Clause 12: The taker pays for all costs incurred by the licensee if the taker breaks the rules. The supplier is the one who grants the right to participate. The shareholder is the person or company that shares the offices. If there is more than one shareholder, each must be appointed to ensure that he is maintained as part of the agreement and that he is partly responsible. There may be a maximum of four. In this case, all members of the office contract are parties to the lease agreement and thus become owners. Members may designate a member as a master tenant (master renter) who authorizes him or her as a representative of the management. By examining these points, we hope to give operators and tenants a better understanding of a typical coworking agreement. If both parties are fully informed, the chances of a successful relationship increase dramatically.

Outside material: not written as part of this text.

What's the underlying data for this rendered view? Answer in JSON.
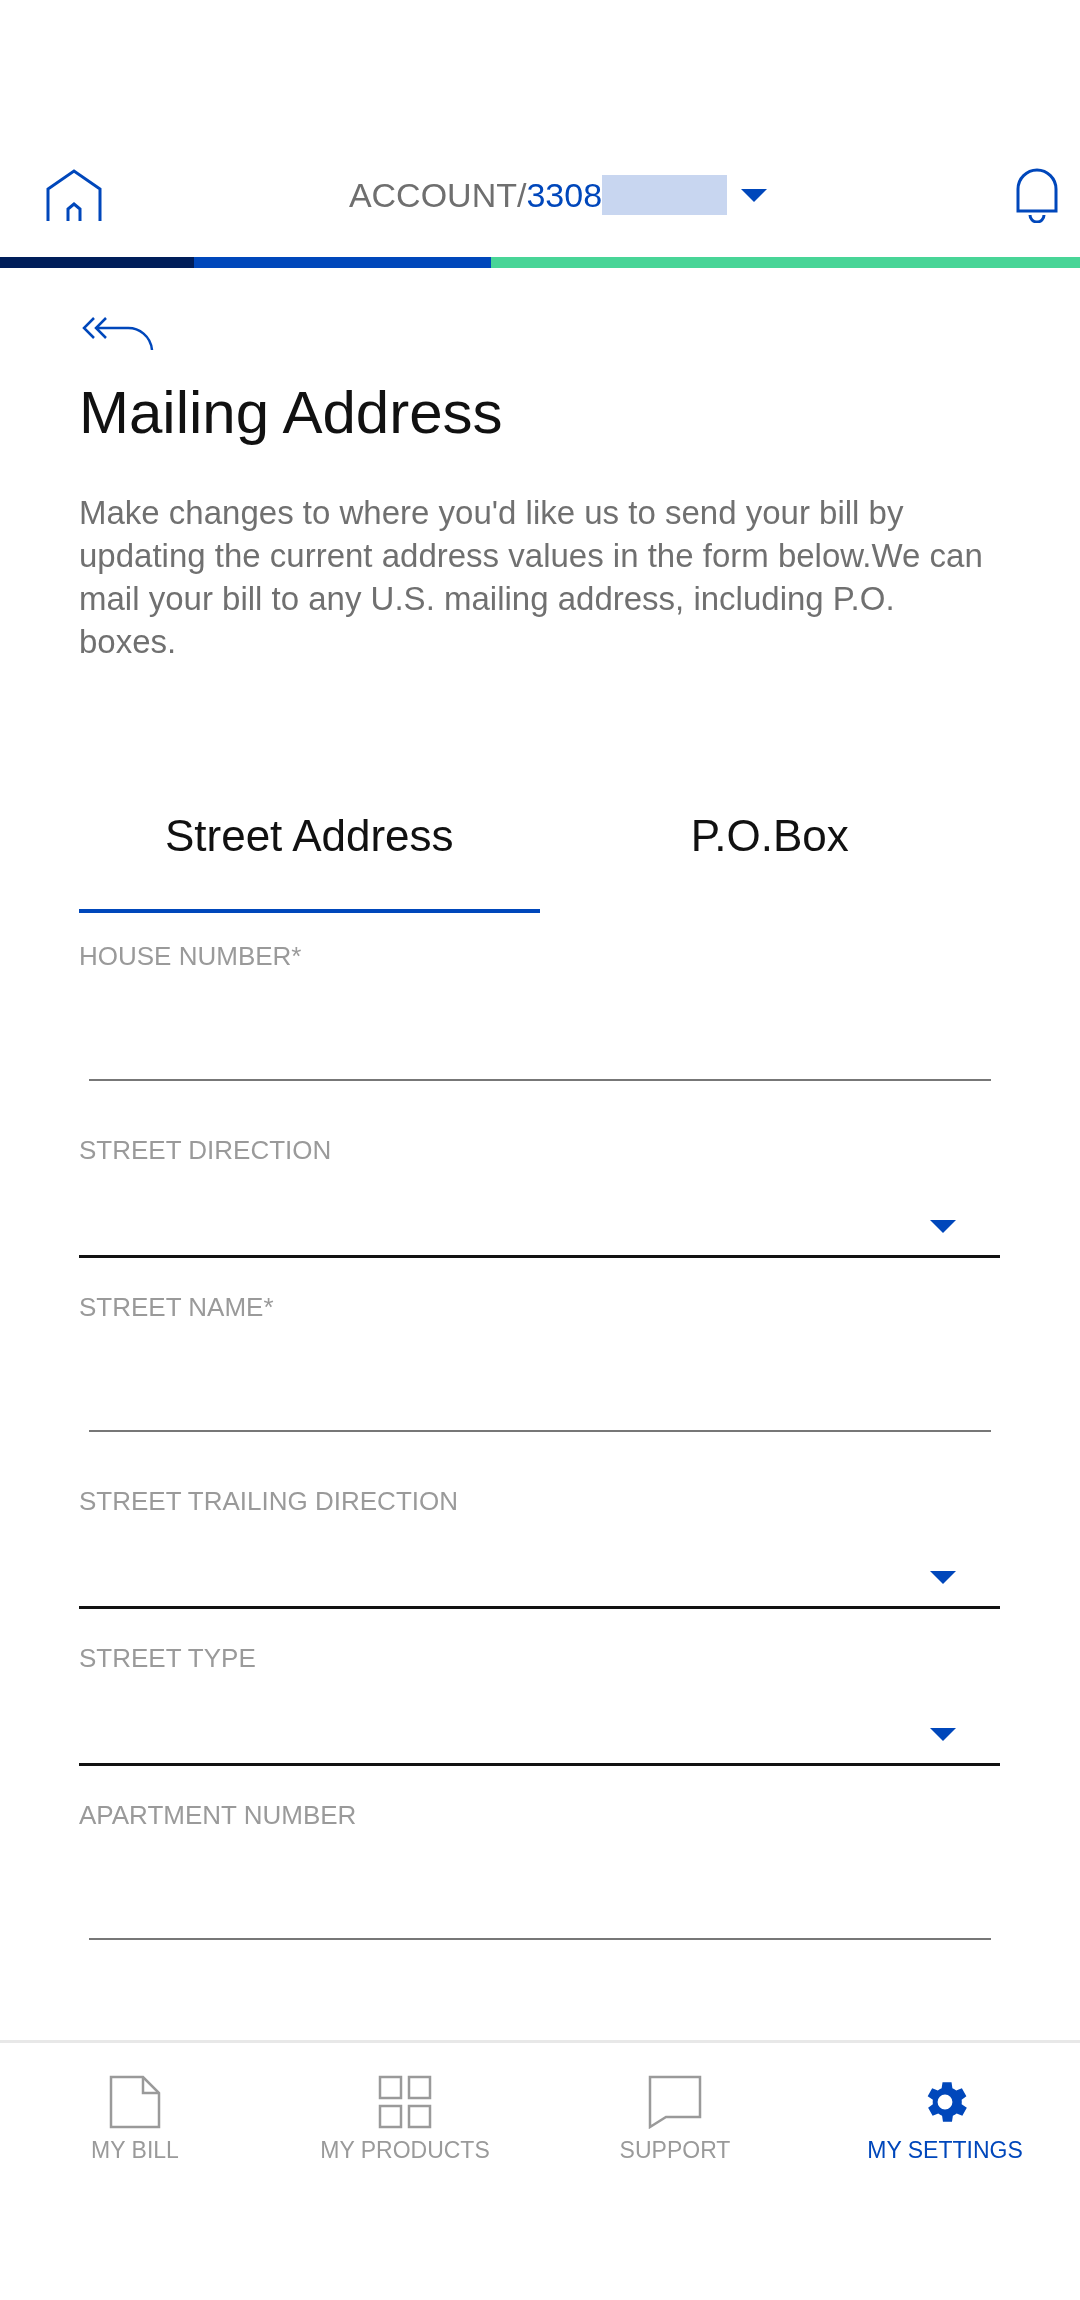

This licensing agreement is for parties who wish to share part of a commercial premise with those who wish to use part of that commercial area for commercial purposes. It can be concluded by a company or an individual. Keep in mind that a coworking contract is much closer to an agreement signed by a customer in a hotel, or even a gym membership than a typical CRE leasing contract. Operators provide tenants with access to a wide range of services and economic benefits, not just the physical workstation itself.